- Country: United Kingdom
- Language: English
- Genre: Short story

Publication
- Published in: Longman's Magazine
- Publication type: Periodical
- Media type: Print (Magazine)
- Publication date: March–April 1891
- Pages: 40 pp

= The Pupil (short story) =

"The Pupil" is a short story by Henry James, first published in Longman's Magazine in 1891. It is the emotional story of a precocious young boy growing up in a mendacious and dishonorable family. He befriends his tutor, who is the only adult in his life that he can trust. James presents their relationship with sympathy and insight, and the story reaches what some would consider the status of classical tragedy.

==Plot summary==

Pemberton, a penniless graduate of Oxford, takes a job to tutor Morgan Moreen, aged eleven, a brilliant and somewhat cynical member of a wandering American family. His mother and father refuse to pay Pemberton as they jump their bills from one hotel to another in Europe. Pemberton grows to dislike all the Moreens except Morgan, including older brother Ulick and sisters Paula and Amy.

Morgan, who is afflicted with heart trouble, advises Pemberton to escape his family's baleful influence. But Pemberton stays on because he has come to love and admire his pupil and he hopes for at least some eventual payment. Pemberton finally has to take another tutoring job in London simply to make ends meet. He is summoned back to Paris, though, by a telegram from the Moreens that says Morgan has fallen ill.

It turns out that Morgan is healthy enough, though the fatal day arrives when his family is evicted from their hotel for nonpayment. Morgan's parents beg Pemberton to take their son away with him while they try to find some money. Morgan is ecstatic at the prospect of leaving with Pemberton, but the tutor hesitates. Morgan suddenly collapses with a heart attack and dies. In the story's ironic final note, James says that Morgan's father takes his son's death with the perfect manner of "a man of the world."

==Major themes==
To use the phrase of James's secretary Theodora Bosanquet, Morgan is one of the novelist's "children of light," people with insight and delicacy who are often ground down by harsh, unforgiving environments. In Morgan's case that environment is tragically provided by his own family. That's why the boy clings so ardently to Pemberton, a tutor who truly appreciates Morgan's ability and decency and offers a possible escape from the deceitful, mediocre Moreen troupe.

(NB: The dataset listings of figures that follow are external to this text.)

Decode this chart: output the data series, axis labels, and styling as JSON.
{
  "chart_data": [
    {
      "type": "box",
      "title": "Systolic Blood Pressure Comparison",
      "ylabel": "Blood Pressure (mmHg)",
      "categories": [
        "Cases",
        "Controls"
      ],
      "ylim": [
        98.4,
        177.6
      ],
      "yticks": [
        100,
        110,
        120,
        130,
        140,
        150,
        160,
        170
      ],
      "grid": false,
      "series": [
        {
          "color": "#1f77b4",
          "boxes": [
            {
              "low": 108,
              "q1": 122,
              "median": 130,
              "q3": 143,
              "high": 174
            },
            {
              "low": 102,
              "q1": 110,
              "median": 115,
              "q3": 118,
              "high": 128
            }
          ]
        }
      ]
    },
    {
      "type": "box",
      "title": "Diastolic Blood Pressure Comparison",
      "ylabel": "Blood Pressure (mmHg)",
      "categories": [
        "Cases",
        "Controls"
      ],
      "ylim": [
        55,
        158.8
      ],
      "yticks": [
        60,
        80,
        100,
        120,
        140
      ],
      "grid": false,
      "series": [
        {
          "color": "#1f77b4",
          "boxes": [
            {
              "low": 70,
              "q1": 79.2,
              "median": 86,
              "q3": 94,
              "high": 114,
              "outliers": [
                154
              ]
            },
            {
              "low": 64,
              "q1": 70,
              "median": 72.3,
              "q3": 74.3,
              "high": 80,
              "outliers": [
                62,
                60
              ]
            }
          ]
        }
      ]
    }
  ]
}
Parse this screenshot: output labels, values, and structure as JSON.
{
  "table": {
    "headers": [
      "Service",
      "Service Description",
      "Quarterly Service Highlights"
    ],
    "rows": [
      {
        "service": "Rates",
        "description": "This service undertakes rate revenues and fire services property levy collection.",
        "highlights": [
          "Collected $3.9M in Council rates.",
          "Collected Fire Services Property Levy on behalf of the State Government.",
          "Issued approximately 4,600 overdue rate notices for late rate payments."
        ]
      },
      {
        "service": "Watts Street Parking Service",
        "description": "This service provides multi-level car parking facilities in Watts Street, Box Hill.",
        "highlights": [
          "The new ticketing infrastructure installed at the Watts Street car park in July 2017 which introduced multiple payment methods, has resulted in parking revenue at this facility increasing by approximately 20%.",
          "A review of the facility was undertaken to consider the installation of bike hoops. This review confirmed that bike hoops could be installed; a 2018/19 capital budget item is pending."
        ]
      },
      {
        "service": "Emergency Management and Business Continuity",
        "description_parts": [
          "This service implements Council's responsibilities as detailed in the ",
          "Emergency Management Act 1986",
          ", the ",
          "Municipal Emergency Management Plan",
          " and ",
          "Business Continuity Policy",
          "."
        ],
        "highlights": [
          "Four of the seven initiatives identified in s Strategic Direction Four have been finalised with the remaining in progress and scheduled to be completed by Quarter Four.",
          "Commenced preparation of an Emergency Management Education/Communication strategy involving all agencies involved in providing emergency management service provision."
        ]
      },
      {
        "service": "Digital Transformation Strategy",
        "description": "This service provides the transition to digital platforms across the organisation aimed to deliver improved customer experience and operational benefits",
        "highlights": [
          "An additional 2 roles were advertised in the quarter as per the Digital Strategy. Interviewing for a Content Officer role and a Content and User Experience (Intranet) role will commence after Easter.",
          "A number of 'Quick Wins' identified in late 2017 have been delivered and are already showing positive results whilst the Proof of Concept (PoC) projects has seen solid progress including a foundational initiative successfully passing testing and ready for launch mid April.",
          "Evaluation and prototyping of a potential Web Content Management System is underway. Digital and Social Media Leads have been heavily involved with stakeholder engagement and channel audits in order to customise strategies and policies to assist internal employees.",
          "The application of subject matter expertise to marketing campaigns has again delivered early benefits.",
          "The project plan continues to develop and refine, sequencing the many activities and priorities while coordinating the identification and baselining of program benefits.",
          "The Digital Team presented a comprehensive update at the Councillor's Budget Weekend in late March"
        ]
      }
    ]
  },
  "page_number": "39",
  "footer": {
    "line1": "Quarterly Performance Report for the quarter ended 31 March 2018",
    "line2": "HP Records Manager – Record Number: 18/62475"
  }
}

When the moment of opportunity comes, though, Pemberton hesitates. His reservations are understandable; he has no financial resources to take on the responsibility of raising a teen-aged boy. But that bit of hesitancy proves fatal. Once again, one of James's honorable and intelligent characters succumbs to inescapable reality.

There has been much talk about the exact nature of the relationship between Pemberton and Morgan, with some commentators intimating a homosexual/paedophile attachment. Although there is no overt hint of a sexual relationship in the story, tutor and pupil do establish a bond of love and respect, which shines in contrast to the mundane, unimaginative world of the other Moreens: "Pemberton held him fast, hands on his shoulders — he had never loved him so."

But the relationship between the two can be interpreted through the lens of sadomasochism. The sadomasochistic undertones can be best seen in the scene in which the pair speak of "beating" each other. Furthermore, Morgan's death can be interpreted as la petite mort as the child become euphoric at the prospect of leaving with his tutor.

==Critical evaluation==

Critic Robert Gale flatly called The Pupil "one of the finest short stories ever written," and few commentators have disagreed. Mortimer Adler included the story in his Gateway to the Great Books series.

Besides the dispute about possible homosexual overtones in the relationship between Morgan and Pemberton, critics have also disagreed about how much responsibility the tutor bears for the boy's sudden collapse and death. There's no doubt that Morgan is disappointed when he sees Pemberton hesitate about taking him away from his worthless family. As mentioned before, that hesitation is understandable but Pemberton still falls short of heroic action in an admittedly difficult situation. And as Lionel Trilling observed about the story, sometimes a man is a hero or he is nothing at all.

==Adaptations==
- The Pupil was adapted into a play, The Magpies, by Michael Dyne and performed as an episode in the ITV Television Playhouse drama (7 February 1957), starring Laurence Payne as Pemberton and Andrew Irvine as Morgan.
- The Pupil was also adapted into a French film, L'Élève, in 1996, starring Vincent Cassel as Pemberton and Caspar Salmon as Morgan.